Sirs,

Recombinant human erythropoietin was introduced in 1988 for the treatment of anemia in chronic kidney disease (CKD). The development of antibodies against epoetin was a rare complication during the first decade of its use. However, in 1998 there was a sudden increase in epoetin-induced antibodies associated with pure red cell aplasia (PRCA) in patients with CKD who had been using Eprex, a subcutaneous epoetin-alfa product marketed in Europe [1, 2]. Although the recombinant epoetin products differ in glycosylation, the increase in PRCA was probably caused by a change in the formulation of Eprex in which human serum albumin was replaced by glycine and polysorbate 80 [3]. Switching patients from subcutaneous to intravenous administration and adding Teflon to the rubber stopper of prefilled Eprex syringes subsequently eliminated nearly all antibody formation. For epoetin-beta, antibody-associated PRCA is even rarer, as evidence by the very few cases that have been published. We present here the first report of a child who developed antibody-associated PRCA elicited by the use of epoetin-beta.

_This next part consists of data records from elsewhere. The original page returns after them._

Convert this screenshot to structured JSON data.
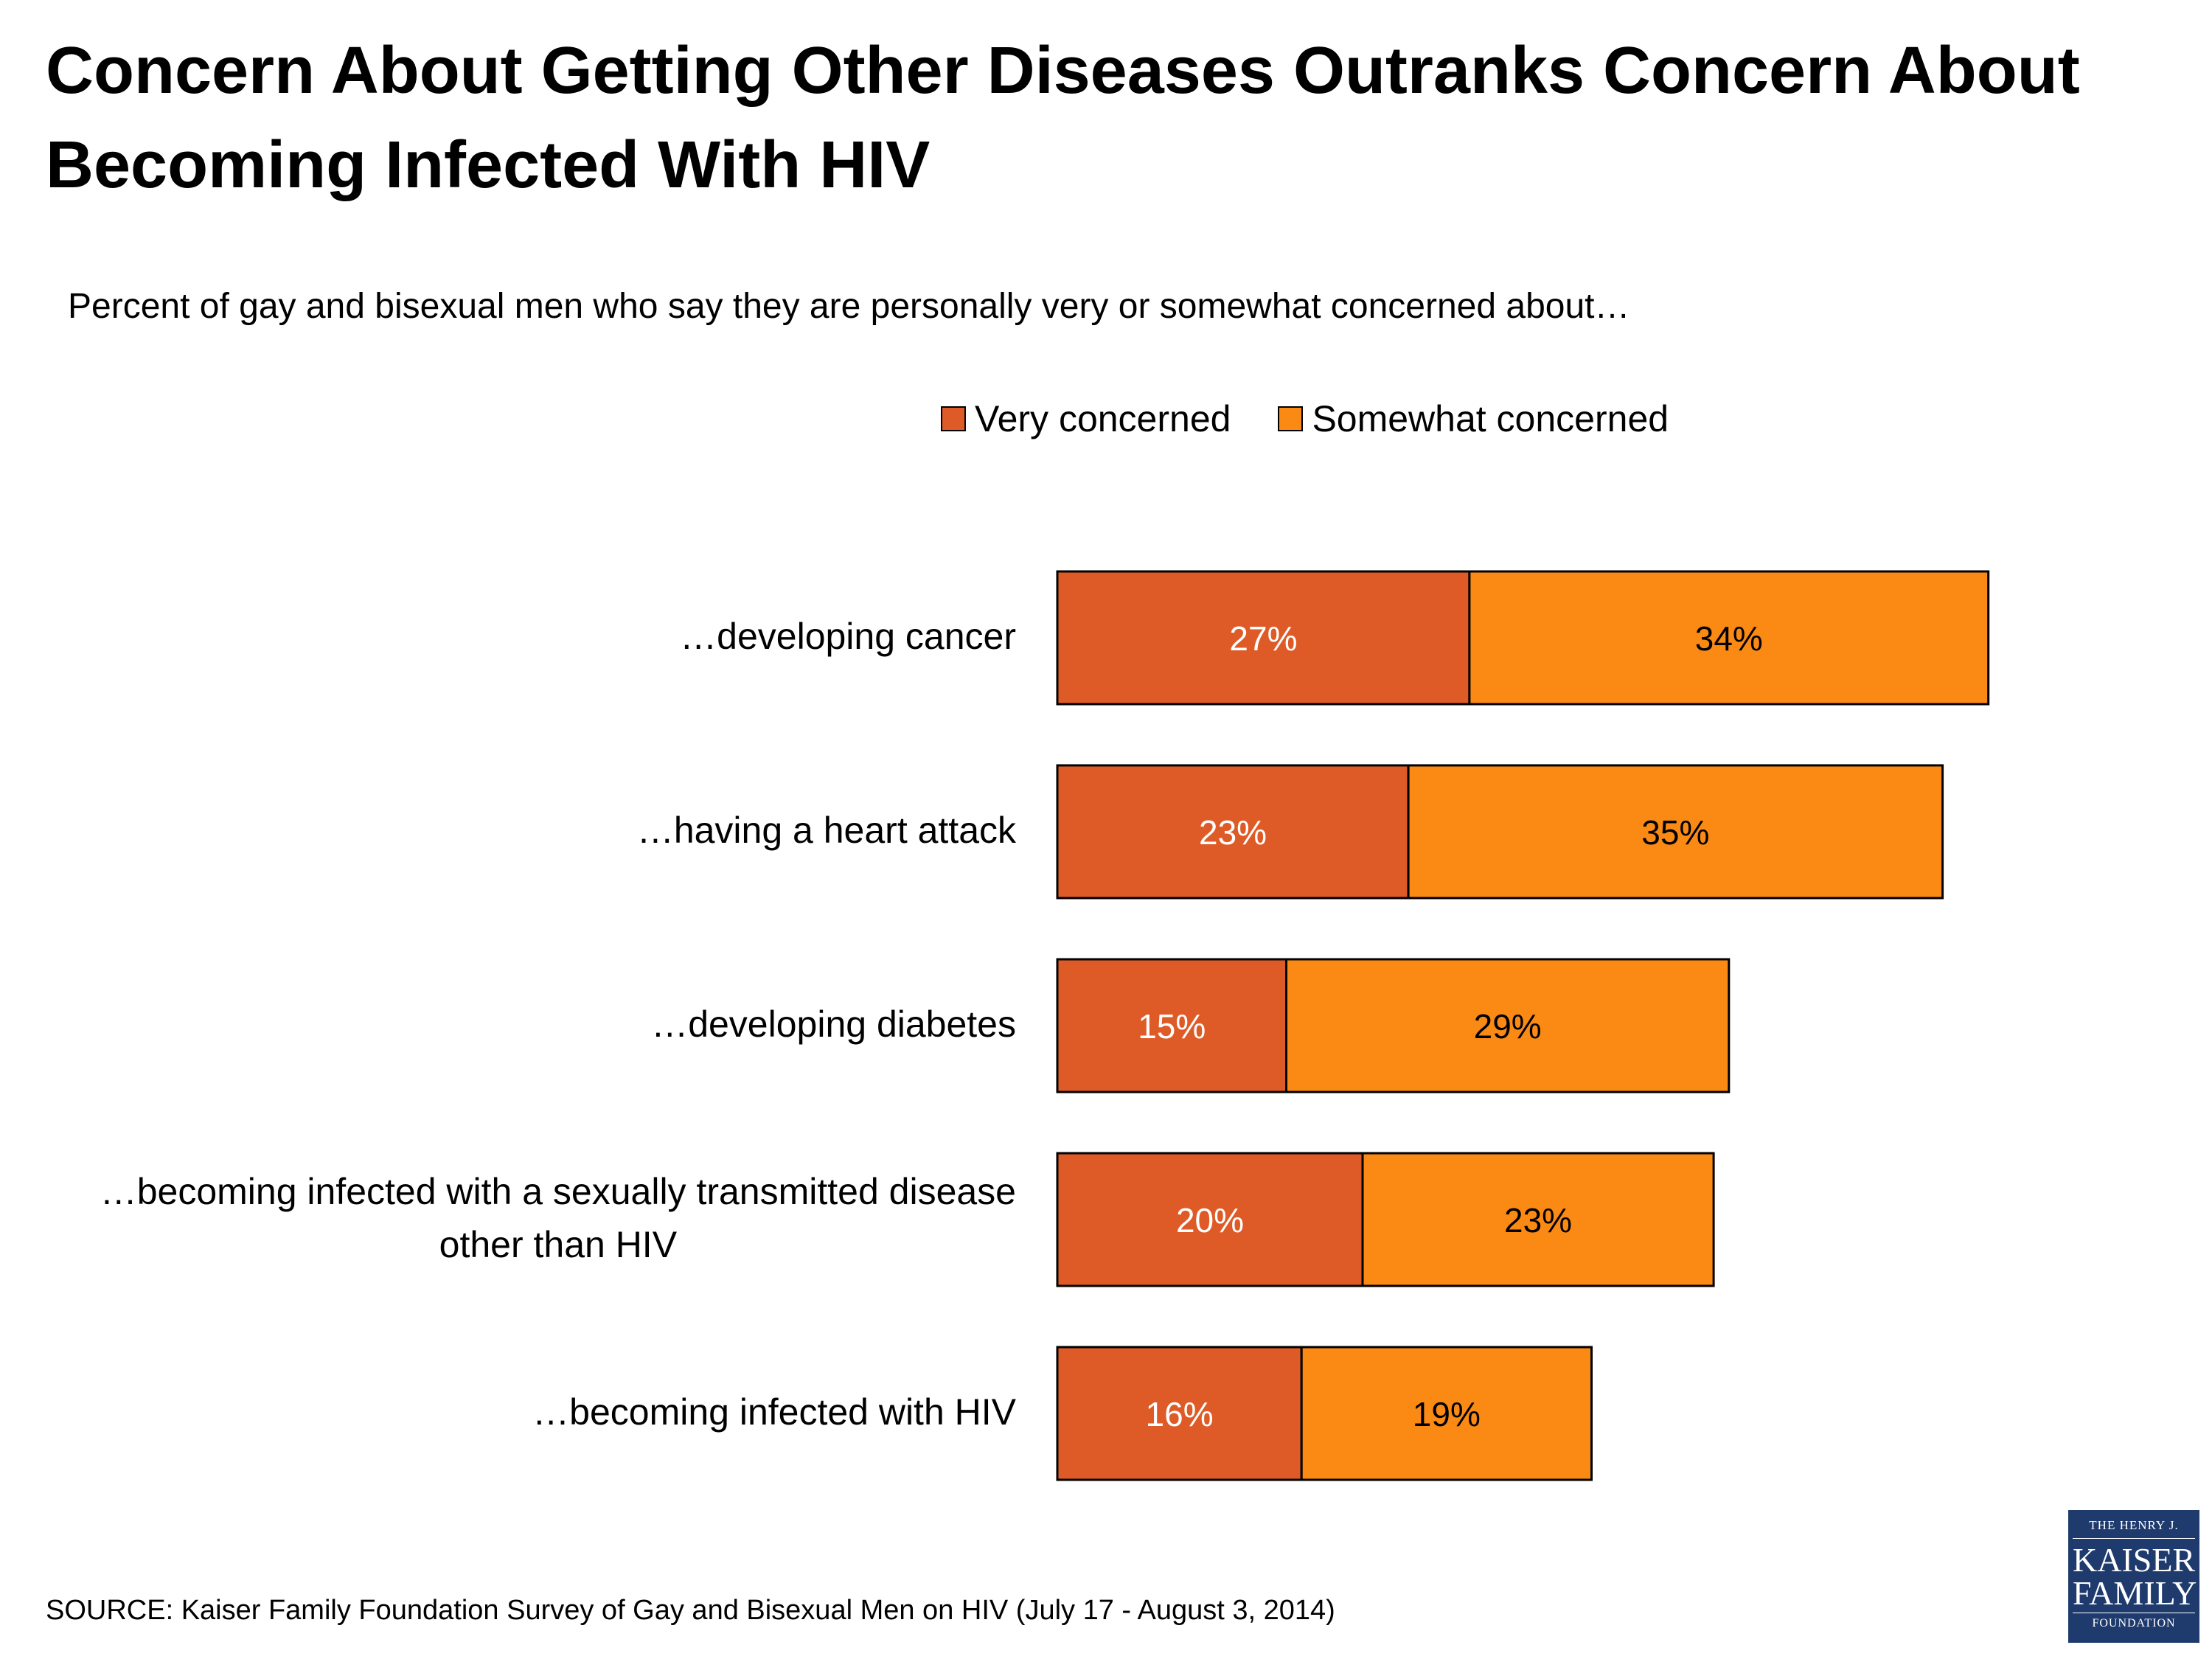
{
  "chart_data": {
    "type": "bar",
    "orientation": "horizontal",
    "stacked": true,
    "title": "Concern About Getting Other Diseases Outranks Concern About Becoming Infected With HIV",
    "subtitle": "Percent of gay and bisexual men who say they are personally very or somewhat concerned about…",
    "categories": [
      [
        "…developing cancer"
      ],
      [
        "…having a heart attack"
      ],
      [
        "…developing diabetes"
      ],
      [
        "…becoming infected with a sexually transmitted disease",
        "other than HIV"
      ],
      [
        "…becoming infected with HIV"
      ]
    ],
    "series": [
      {
        "name": "Very concerned",
        "color": "#de5b27",
        "label_color": "#ffffff",
        "values": [
          27,
          23,
          15,
          20,
          16
        ]
      },
      {
        "name": "Somewhat concerned",
        "color": "#fb8a15",
        "label_color": "#000000",
        "values": [
          34,
          35,
          29,
          23,
          19
        ]
      }
    ],
    "value_suffix": "%",
    "xlim": [
      0,
      61
    ],
    "legend_position": "top"
  },
  "source": "SOURCE: Kaiser Family Foundation Survey of Gay and Bisexual Men on HIV (July 17 - August 3, 2014)",
  "logo": {
    "line1": "THE HENRY J.",
    "line2": "KAISER",
    "line3": "FAMILY",
    "line4": "FOUNDATION"
  }
}
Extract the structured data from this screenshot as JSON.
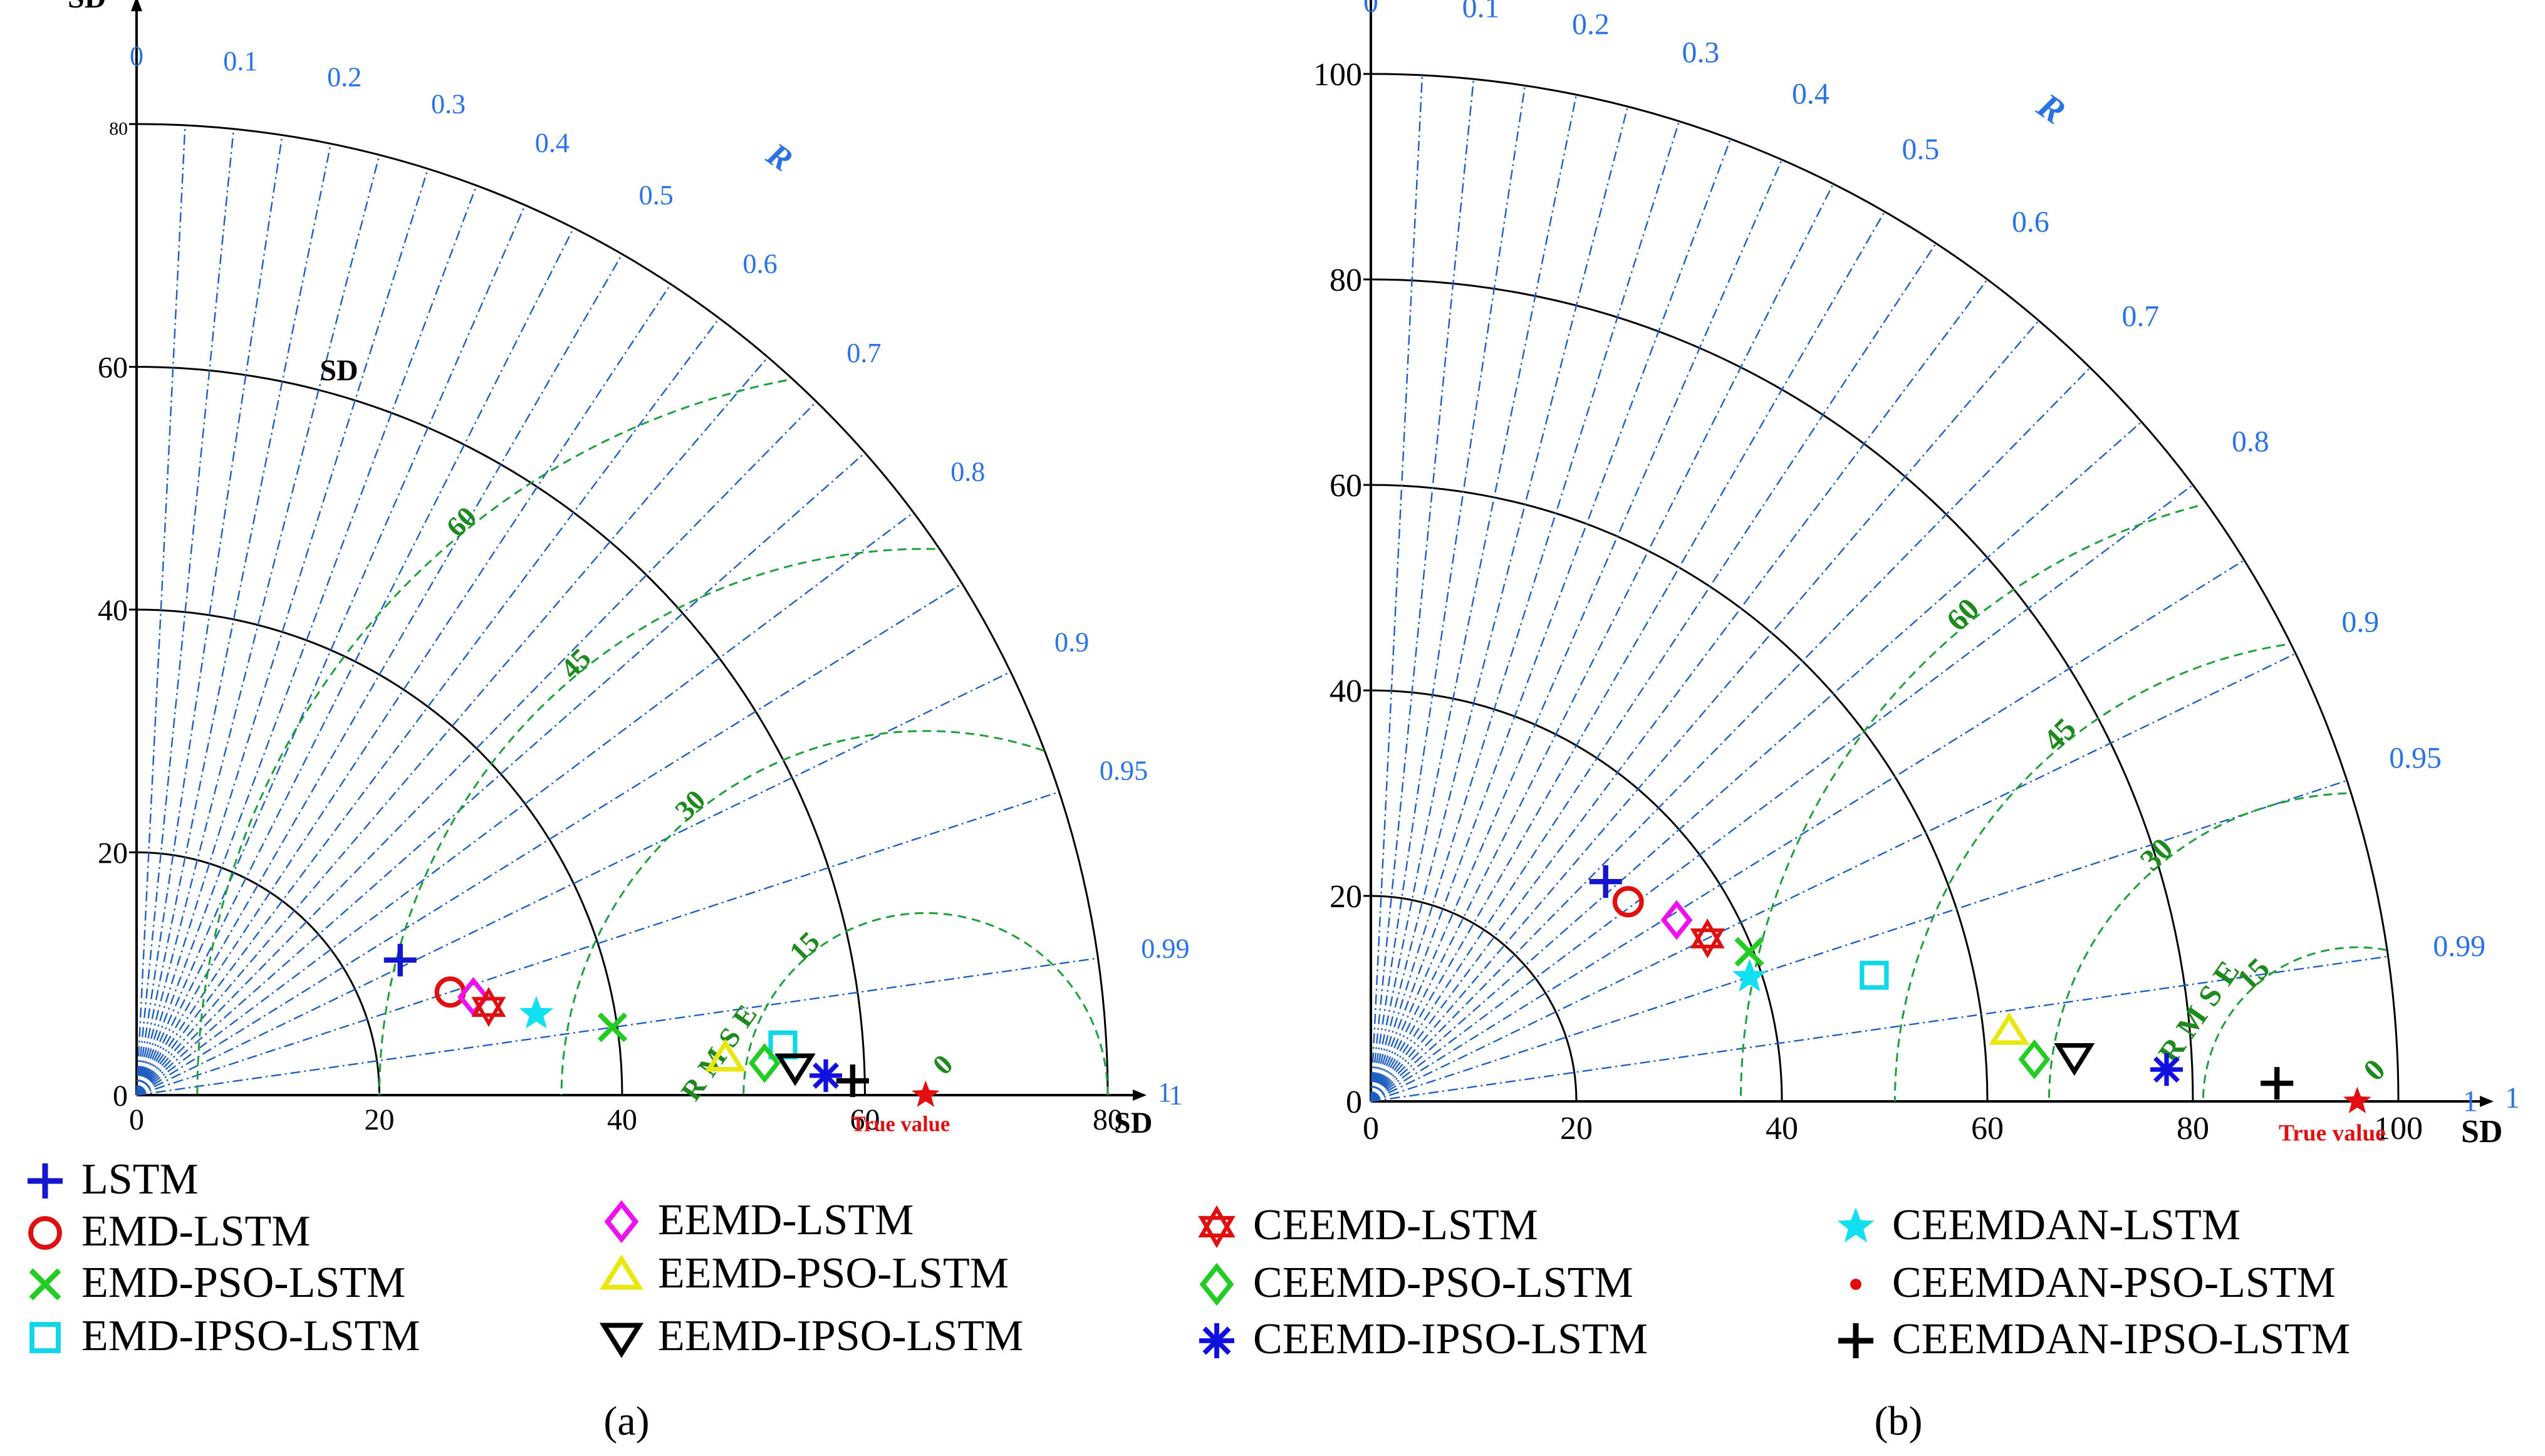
{
  "chart_data": [
    {
      "id": "a",
      "type": "taylor",
      "panel_label": "(a)",
      "sd_max": 80,
      "sd_ticks": [
        0,
        20,
        40,
        60,
        80
      ],
      "sd_axis_label": "SD",
      "sd_arc_label": "SD",
      "corr_axis_label": "R",
      "corr_ticks": [
        0,
        0.1,
        0.2,
        0.3,
        0.4,
        0.5,
        0.6,
        0.7,
        0.8,
        0.9,
        0.95,
        0.99,
        1
      ],
      "rmse_label": "RMSE",
      "rmse_levels": [
        0,
        15,
        30,
        45,
        60
      ],
      "true_value_label": "True value",
      "ref_sd": 65,
      "points": [
        {
          "model": "LSTM",
          "sd": 24.4,
          "r": 0.89
        },
        {
          "model": "EMD-LSTM",
          "sd": 27.2,
          "r": 0.95
        },
        {
          "model": "EEMD-LSTM",
          "sd": 28.9,
          "r": 0.96
        },
        {
          "model": "CEEMD-LSTM",
          "sd": 29.9,
          "r": 0.97
        },
        {
          "model": "CEEMDAN-LSTM",
          "sd": 33.6,
          "r": 0.98
        },
        {
          "model": "EMD-PSO-LSTM",
          "sd": 39.6,
          "r": 0.99
        },
        {
          "model": "EEMD-PSO-LSTM",
          "sd": 48.6,
          "r": 0.998
        },
        {
          "model": "EMD-IPSO-LSTM",
          "sd": 53.4,
          "r": 0.997
        },
        {
          "model": "CEEMD-PSO-LSTM",
          "sd": 51.8,
          "r": 0.9987
        },
        {
          "model": "EEMD-IPSO-LSTM",
          "sd": 54.3,
          "r": 0.9991
        },
        {
          "model": "CEEMD-IPSO-LSTM",
          "sd": 56.8,
          "r": 0.9996
        },
        {
          "model": "CEEMDAN-IPSO-LSTM",
          "sd": 59.0,
          "r": 0.9998
        },
        {
          "model": "CEEMDAN-PSO-LSTM",
          "sd": 65,
          "r": 1.0
        }
      ]
    },
    {
      "id": "b",
      "type": "taylor",
      "panel_label": "(b)",
      "sd_max": 100,
      "sd_ticks": [
        0,
        20,
        40,
        60,
        80,
        100
      ],
      "sd_axis_label": "SD",
      "corr_axis_label": "R",
      "corr_ticks": [
        0,
        0.1,
        0.2,
        0.3,
        0.4,
        0.5,
        0.6,
        0.7,
        0.8,
        0.9,
        0.95,
        0.99,
        1
      ],
      "rmse_label": "RMSE",
      "rmse_levels": [
        0,
        15,
        30,
        45,
        60
      ],
      "true_value_label": "True value",
      "ref_sd": 96,
      "points": [
        {
          "model": "LSTM",
          "sd": 31.3,
          "r": 0.73
        },
        {
          "model": "EMD-LSTM",
          "sd": 31.7,
          "r": 0.79
        },
        {
          "model": "EEMD-LSTM",
          "sd": 34.6,
          "r": 0.86
        },
        {
          "model": "CEEMD-LSTM",
          "sd": 36.4,
          "r": 0.9
        },
        {
          "model": "EMD-PSO-LSTM",
          "sd": 39.6,
          "r": 0.93
        },
        {
          "model": "CEEMDAN-LSTM",
          "sd": 38.8,
          "r": 0.95
        },
        {
          "model": "EMD-IPSO-LSTM",
          "sd": 50.5,
          "r": 0.97
        },
        {
          "model": "EEMD-PSO-LSTM",
          "sd": 62.5,
          "r": 0.994
        },
        {
          "model": "CEEMD-PSO-LSTM",
          "sd": 64.7,
          "r": 0.998
        },
        {
          "model": "EEMD-IPSO-LSTM",
          "sd": 68.6,
          "r": 0.998
        },
        {
          "model": "CEEMD-IPSO-LSTM",
          "sd": 77.5,
          "r": 0.9992
        },
        {
          "model": "CEEMDAN-IPSO-LSTM",
          "sd": 88.2,
          "r": 0.9998
        },
        {
          "model": "CEEMDAN-PSO-LSTM",
          "sd": 96,
          "r": 1.0
        }
      ]
    }
  ],
  "legend": [
    {
      "label": "LSTM",
      "marker": "plus",
      "color": "#1515d0"
    },
    {
      "label": "EMD-LSTM",
      "marker": "circle",
      "color": "#e01010"
    },
    {
      "label": "EMD-PSO-LSTM",
      "marker": "x",
      "color": "#22cc22"
    },
    {
      "label": "EMD-IPSO-LSTM",
      "marker": "square",
      "color": "#10d8e8"
    },
    {
      "label": "EEMD-LSTM",
      "marker": "diamond",
      "color": "#ee10ee"
    },
    {
      "label": "EEMD-PSO-LSTM",
      "marker": "triangle-up",
      "color": "#e8e810"
    },
    {
      "label": "EEMD-IPSO-LSTM",
      "marker": "triangle-down",
      "color": "#000000"
    },
    {
      "label": "CEEMD-LSTM",
      "marker": "hexagram",
      "color": "#e01010"
    },
    {
      "label": "CEEMD-PSO-LSTM",
      "marker": "diamond",
      "color": "#22cc22"
    },
    {
      "label": "CEEMD-IPSO-LSTM",
      "marker": "asterisk",
      "color": "#1010e0"
    },
    {
      "label": "CEEMDAN-LSTM",
      "marker": "pentagram",
      "color": "#10e0f0"
    },
    {
      "label": "CEEMDAN-PSO-LSTM",
      "marker": "dot",
      "color": "#e01010"
    },
    {
      "label": "CEEMDAN-IPSO-LSTM",
      "marker": "plus",
      "color": "#000000"
    }
  ],
  "colors": {
    "axis": "#000000",
    "corr_lines": "#1f5fc0",
    "corr_text": "#2a73e6",
    "rmse": "#1ba03a",
    "rmse_text": "#1e8a1e",
    "true_value": "#e01010"
  }
}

The patient was born on the Dutch Antilles. In 2004, at the age of 5 years, he developed renal failure due to persistent obstructive uropathy. His CKD-related anemia was treated with epoetin-beta subcutaneously from 2004 onwards (2 × 2000 IE/week). After 1.5 year of use, he developed a progressive transfusion-dependent anemia unresponsive to recombinant epoetin-beta (Neorecormon: maximum 5 × 2000 IE/week) and presented at our hospital  (Fig. 1). An increase in the epoetin-beta dose to 5 × 6000 IE/week had no effect on the reticulocyte count, demonstrating that the anemia was unresponsive to epoetin-beta.

Fig. 1
figure 1

Treatment regimen of progressive transfusion-dependent anemia unresponsive to recombinant epoetin-beta in our young patient with chronic kidney failure. Hb hemoglobin 

Laboratory testing revealed the following: hemoglobin (Hb), 2.8 mmol/L; reticulocyt count, <0.1%; MCV, 83; white blood cells (WBC), 11.7 × 109/L; platelet count, 228 × 109/L. There were no signs of hemolysis: lactate dehydrogenase, 184 U/L; haptoglobin, 0.99 g/L. The combination of anemia, low reticulocyte count, and normal leukocyte and trombocyte count with the use of epoetin-beta suggested a diagnosis of antibody-mediated PRCA. Anti-epoetin immunoglobulin (Ig) G antibodies identified by means of an antigen binding assay, essentially as described by Aalberse et al. [4], were indeed elevated. Treatment was initiated with one pulse methylprednisolone (15 mg/kg), followed by prednisone 1 mg/kg/day, and cyclosporine 4 mg/kg/day (trough levels 50–100 mg/l). Within days of starting this treatment, anti-epoetin-antibodies levels declined and were undetectable after 2 months of treatment (Fig. 1). The reticulocyte count increased to 2% after 3 months, and from then on Hb remained at acceptable levels between 5 and 7 mmol/L without the need for blood transfusions (Fig. 1). After 3 months, the prednisone dosage was reduced to 7.5 mg (0.3 mg/kg/day) and the cyclosporine dosage to 3 mg/kg/day until transplantation. One year later a successful family kidney transplantation was performed, and Hb was stable at 6.5 mmol/L 4 months after transplantation (Fig. 1).

This 5-year-old boy developed PRCA caused by anti-epoetin-antibodies following exclusive treatment with epoetin-beta subcutaneously. The subcutaneous administration of epoetin may have rendered the immune system of this boy more susceptible to antibody formation.

Treatment options for antibody-associated PRCA are invariably based on case reports or case-series. Several immunosuppressive drugs have been tried: corticosteroids alone, cyclophosphamide, cyclosporine, mycophenolate mofetil, intravenous immunoglobulin, and anti-CD20 monoclonal antibodies, with or without corticosteroid treatment. Although the results of different strategies vary, all patients who had a kidney transplant showed a full recovery of erythropoiesis [5]. Our patient responded well to a pulse of methylprednisolone followed by prednisone and low-dose cyclosporine. After this treatment the Hb remained stable, indicating the permanent disappearance of antibodies. No side-effects of our treatment were noted, and a successful renal transplantation was ultimately performed.

In conclusion, the combination of prednisone and cyclosporine in a low dose was successful in the treatment of anti-epoetin-antibody-induced anemia in a child with chronic renal failure.